Vicky is a Lead Data Engineer at Cox Automotive Data Solutions. She has over 5 years’ experience writing high-performance applications in MapReduce and Spark. She graduated from the University of Warwick with a Master of Mathematics degree in 2013 and, after a brief stint in Android development, has been solving data problems ever since. She now spends most of her days building and optimizing data pipelines, and is co-creator of Waimak, an open-source framework that makes it easier to create complex data flows in Apache Spark.

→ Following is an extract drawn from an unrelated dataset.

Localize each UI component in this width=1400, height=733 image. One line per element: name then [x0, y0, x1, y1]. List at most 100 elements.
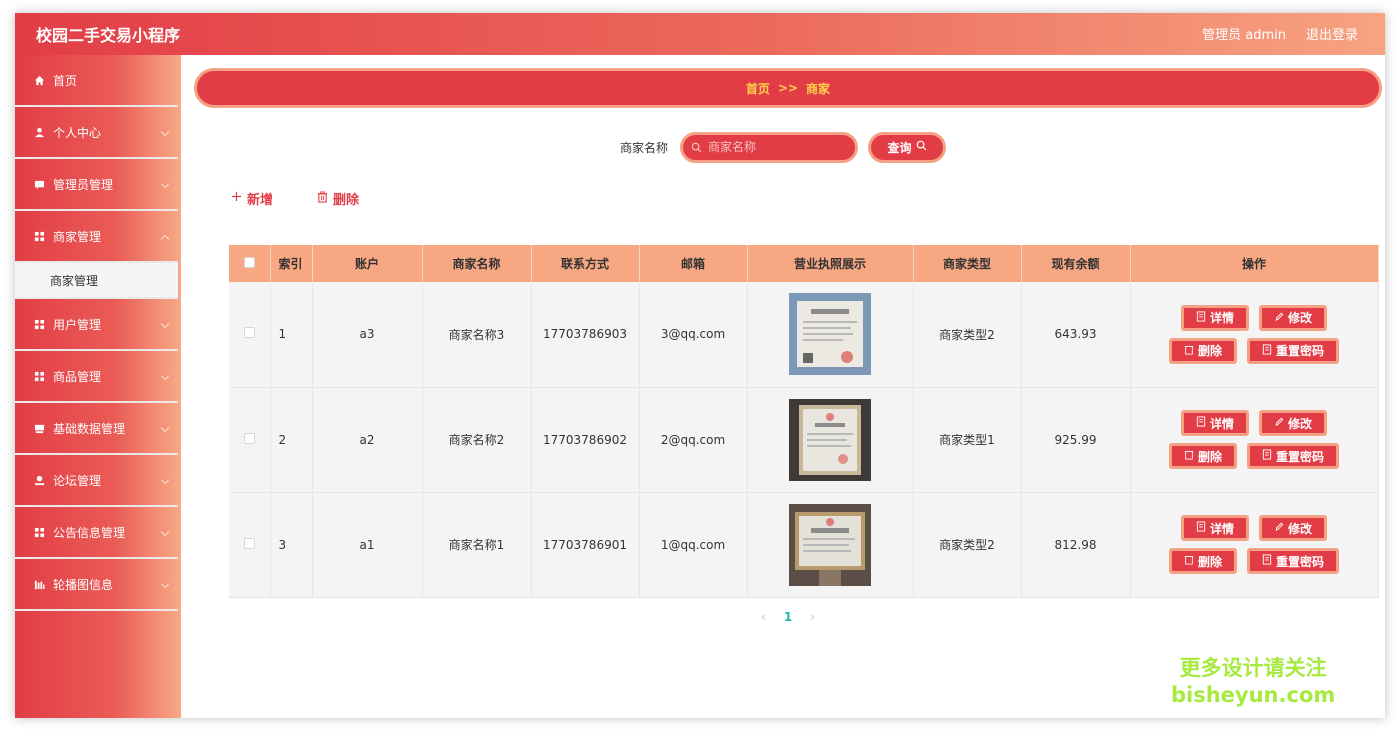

Many data pipelines share common characteristics and are often built in similar but bespoke ways, even within a single organisation. In this talk, we will outline the key considerations which need to be applied when building data pipelines, such as performance, idempotency, reproducibility, and tackling the small file problem. We'll work towards describing a common Data Engineering toolkit which separates these concerns from business logic code, allowing non-Data-Engineers (e.g. Business Analysts and Data Scientists) to define data pipelines without worrying about the nitty-gritty production considerations.
We'll then introduce an implementation of such a toolkit in the form of Waimak, our open-source library for Apache Spark (https://github.com/CoxAutomotiveDataSolutions/waimak), which has massively shortened our route from prototype to production. Finally, we'll define new approaches and best practices about what we believe is the most overlooked aspect of Data Engineering: deploying data pipelines.